Towns had often been defined by the exclusive rights to hold markets granted to them by royal and imperial authorities, and they came to be constituted around the juridical framework which gave the right to exercise a trade or profession to a town's guilds and corporations. As we saw in Chapter Two, corporate bodies were not only a mode of trade defence, but also the basis for representation in urban affairs. Its corporations were a town's most basic institutions, bridging the private world of economic interests and the public sphere of urban government and ritual. If the juridical boundaries were more strict than the economic reality, they themselves underpinned a certain conception of the urban. The masters and jurandes of urban corporations provided the town's freemen and burghers. In seventeenth-and eighteenth-century Germany, for example, only those who were citizens of a town had the right to sell in a market, to brew beer or to open a workshop.2 Manufacturing might be excluded from the countryside by law, as in Prussia before the early nineteenth-century reforms or Sweden before the 1850s, whose restrictions sought to concentrate within towns the conflicts which surrounded industry and trade, and to protect the countryside and its subordinate peasantry from such tensions.
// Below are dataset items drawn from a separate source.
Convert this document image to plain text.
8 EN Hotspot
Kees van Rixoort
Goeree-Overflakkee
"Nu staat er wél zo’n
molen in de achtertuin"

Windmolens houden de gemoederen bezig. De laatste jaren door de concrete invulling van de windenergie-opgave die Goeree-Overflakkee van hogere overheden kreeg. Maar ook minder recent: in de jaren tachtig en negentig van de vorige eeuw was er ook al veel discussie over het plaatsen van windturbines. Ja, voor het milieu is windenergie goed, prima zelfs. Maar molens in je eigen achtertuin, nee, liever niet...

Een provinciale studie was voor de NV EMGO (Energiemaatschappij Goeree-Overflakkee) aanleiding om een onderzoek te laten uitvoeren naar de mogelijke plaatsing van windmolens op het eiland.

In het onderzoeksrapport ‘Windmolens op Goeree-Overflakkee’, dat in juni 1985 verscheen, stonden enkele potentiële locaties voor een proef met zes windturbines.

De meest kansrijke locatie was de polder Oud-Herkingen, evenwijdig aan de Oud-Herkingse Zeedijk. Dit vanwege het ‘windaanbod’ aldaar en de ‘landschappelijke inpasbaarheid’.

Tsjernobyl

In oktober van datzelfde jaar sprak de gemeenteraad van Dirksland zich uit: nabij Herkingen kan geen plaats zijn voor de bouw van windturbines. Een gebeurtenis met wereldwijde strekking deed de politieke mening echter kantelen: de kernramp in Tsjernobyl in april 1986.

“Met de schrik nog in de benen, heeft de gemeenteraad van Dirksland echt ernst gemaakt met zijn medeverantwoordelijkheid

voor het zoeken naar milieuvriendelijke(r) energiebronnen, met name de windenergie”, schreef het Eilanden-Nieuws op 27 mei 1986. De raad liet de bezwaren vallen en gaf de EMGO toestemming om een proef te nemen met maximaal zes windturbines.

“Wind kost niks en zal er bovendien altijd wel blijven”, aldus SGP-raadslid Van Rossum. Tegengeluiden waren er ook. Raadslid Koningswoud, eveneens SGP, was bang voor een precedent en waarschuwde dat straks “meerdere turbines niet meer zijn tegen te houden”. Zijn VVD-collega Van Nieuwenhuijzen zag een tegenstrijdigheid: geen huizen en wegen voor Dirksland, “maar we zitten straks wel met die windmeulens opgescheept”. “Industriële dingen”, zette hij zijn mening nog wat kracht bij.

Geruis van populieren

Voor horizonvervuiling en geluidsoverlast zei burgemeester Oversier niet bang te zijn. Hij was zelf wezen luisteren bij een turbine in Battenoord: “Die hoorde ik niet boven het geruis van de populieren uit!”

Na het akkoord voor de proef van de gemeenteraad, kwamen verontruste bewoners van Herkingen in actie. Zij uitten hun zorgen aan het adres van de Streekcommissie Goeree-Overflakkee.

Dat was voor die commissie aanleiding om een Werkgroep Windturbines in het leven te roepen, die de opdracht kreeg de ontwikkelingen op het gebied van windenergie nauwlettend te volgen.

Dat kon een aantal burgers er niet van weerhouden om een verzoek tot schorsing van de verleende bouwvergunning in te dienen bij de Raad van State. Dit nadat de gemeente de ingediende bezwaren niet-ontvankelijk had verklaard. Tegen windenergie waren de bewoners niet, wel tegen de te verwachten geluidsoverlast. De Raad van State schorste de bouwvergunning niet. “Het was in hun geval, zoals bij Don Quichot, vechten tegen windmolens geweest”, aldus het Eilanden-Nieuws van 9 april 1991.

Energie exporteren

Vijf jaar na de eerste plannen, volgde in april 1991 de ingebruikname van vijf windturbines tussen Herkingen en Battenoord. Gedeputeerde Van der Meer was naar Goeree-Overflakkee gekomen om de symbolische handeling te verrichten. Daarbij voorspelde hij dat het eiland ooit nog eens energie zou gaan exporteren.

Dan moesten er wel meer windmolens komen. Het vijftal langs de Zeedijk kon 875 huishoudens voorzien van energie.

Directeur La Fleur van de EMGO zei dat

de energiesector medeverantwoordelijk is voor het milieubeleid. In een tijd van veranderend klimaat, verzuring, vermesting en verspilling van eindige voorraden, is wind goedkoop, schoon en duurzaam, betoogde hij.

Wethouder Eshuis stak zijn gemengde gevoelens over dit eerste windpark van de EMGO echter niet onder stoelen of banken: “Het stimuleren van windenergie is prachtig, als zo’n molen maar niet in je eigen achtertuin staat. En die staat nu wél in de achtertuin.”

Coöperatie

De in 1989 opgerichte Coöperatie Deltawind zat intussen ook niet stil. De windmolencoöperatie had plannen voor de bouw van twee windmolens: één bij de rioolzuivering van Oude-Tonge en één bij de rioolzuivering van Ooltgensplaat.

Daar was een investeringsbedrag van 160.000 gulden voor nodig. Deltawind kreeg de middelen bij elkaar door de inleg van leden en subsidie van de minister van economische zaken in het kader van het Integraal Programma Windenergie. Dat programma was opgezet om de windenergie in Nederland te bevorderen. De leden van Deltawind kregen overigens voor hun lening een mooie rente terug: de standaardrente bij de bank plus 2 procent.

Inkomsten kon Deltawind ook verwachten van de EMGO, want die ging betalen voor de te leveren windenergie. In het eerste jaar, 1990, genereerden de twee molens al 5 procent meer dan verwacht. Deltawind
Even where rural production was

permitted, precise distinctions would protect the exclusive rights of urban guilds, as with the laws which forbade country shoemakers round Bologna from selling in the town itself, while permitting their urban counterparts to sell higher-quality shoes in the countryside. As Bologna's shoemakers insisted throughout the eighteenth century, crafts were an urban activity and had to be defended as such. 3 Towns and small enterprise were thus historically bound together, even if frontier artisanal districts such as Paris's faubourg Saint-Antoine show that the boundary between town and country was more clear in law than on the ground. In the words of Fernand Braudel, 'the town accumulates and amasses shops, markets, houses and artisans',4 and his judgement was as true for the modern as for the early-modern era. By the middle of the nineteenth century, in spite of the continuation of rural industry and industrial villages, production and commerce were concentrated ever more firmly in the towns of industrialising Europe.